Bug 1107758

Summary: Restarting VDSM during LSM will cause zombie task in db
Product: Red Hat Enterprise Virtualization Manager Reporter: Raz Tamir <ratamir>
Component: ovirt-engineAssignee: Daniel Erez <derez>
Status: CLOSED CURRENTRELEASE QA Contact: Raz Tamir <ratamir>
Severity: high Docs Contact:
Priority: high    
Version: 3.4.0CC: amureini, derez, gklein, iheim, lpeer, ratamir, rbalakri, Rhev-m-bugs, scohen, tnisan, yeylon
Target Milestone: ---Keywords: Regression
Target Release: 3.5.0   
Hardware: Unspecified   
OS: Unspecified   
Whiteboard: storage
Fixed In Version: Doc Type: Bug Fix
Doc Text:
Story Points: ---
Clone Of: Environment:
Last Closed: Type: Bug
Regression: --- Mount Type: ---
Documentation: --- CRM:
Verified Versions: Category: ---
oVirt Team: Storage RHEL 7.3 requirements from Atomic Host:
Cloudforms Team: --- Target Upstream Version:
Embargoed:
Bug Depends On:    
Bug Blocks: 1142923, 1156165    
Attachments:
Description Flags
vdsm and engine logs none

Description Raz Tamir 2014-06-10 14:29:06 UTC
Description of problem:
If restarting VDSM during live storage migration, there is a task in db (iveMigrateVmDisksParameters) that is not deleted:

engine=# select task_id, action_type, status, task_type, vdsm_task_id, action_params_class from async_tasks;
               task_id                | action_type | status | task_type |             vdsm_task_id             |                       action_params_class                        
--------------------------------------+-------------+--------+-----------+--------------------------------------+------------------------------------------------------------------
 b5658a22-dc22-40e1-8275-ab29289939e3 |        1011 |      2 |         3 | 7114d94d-8d33-442e-8fb8-c43a841d58d2 | org.ovirt.engine.core.common.action.LiveMigrateVmDisksParameters 
 9d6eee72-8b15-4b2d-bf45-e9e5691d728b |         211 |      2 |         5 | 00000000-0000-0000-0000-000000000000 | org.ovirt.engine.core.common.action.RemoveImageParameters        
(2 rows

In vdsm there is no running tasks:
[root@aqua-vds4 ~]# vdsClient -s 0 getAllTasks

[root@aqua-vds5 ~]# vdsClient -s 0 getAllTasks

This scenario cause that the Auto-generated snapshot is locked and the vms disk is locked as well and this is stayed that way until manual intervention. 

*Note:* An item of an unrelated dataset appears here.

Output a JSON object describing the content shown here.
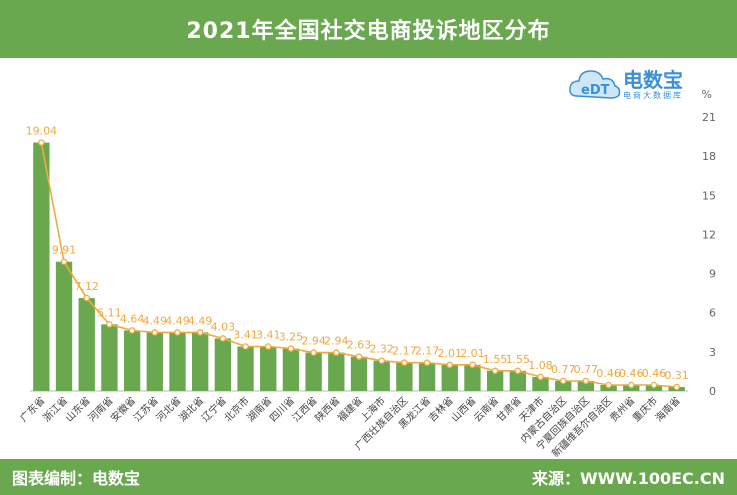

Version-Release number of selected component (if applicable):
vdsm-4.14.7-1.el6ev.x86_64
rhevm-3.4.0-0.20.el6ev.noarch

How reproducible:
100%

Steps to Reproduce:
1. LSM vm disk
2. restart vdsm during LSM
3.

Actual results:
Explained above

Expected results:
should fail gracefully 

Additional info:

Comment 3 Daniel Erez 2014-06-18 15:29:53 UTC
Hi Raz,

* Can you please attach relevant vdsm/engine logs.
* In which step of LSM the vdsm has been restarted?

Comment 4 Raz Tamir 2014-06-19 06:39:27 UTC
Created attachment 910269 [details]
vdsm and engine logs

Comment 5 Raz Tamir 2014-06-19 06:41:16 UTC
Hi Daniel,
I restarted VDSM right after the engine report: "User admin moving disk <disk_alias> to domain <domain_name>."

Comment 6 Allon Mureinik 2014-08-19 08:34:50 UTC
Daniel, this seems a lot like bug 1122639. Could that fix solve this one too?

Comment 7 Daniel Erez 2014-09-01 14:34:26 UTC
(In reply to Allon Mureinik from comment #6)
> Daniel, this seems a lot like bug 1122639. Could that fix solve this one too?

Yes, seems like it. Couldn't reproduce on latest build (neither on dev nor QE environments). Moving to ON_QA.

Comment 8 Raz Tamir 2014-09-01 14:50:53 UTC
verified

Comment 9 Allon Mureinik 2015-02-16 19:11:44 UTC
RHEV-M 3.5.0 has been released, closing this bug.

Comment 10 Allon Mureinik 2015-02-16 19:11:44 UTC
RHEV-M 3.5.0 has been released, closing this bug.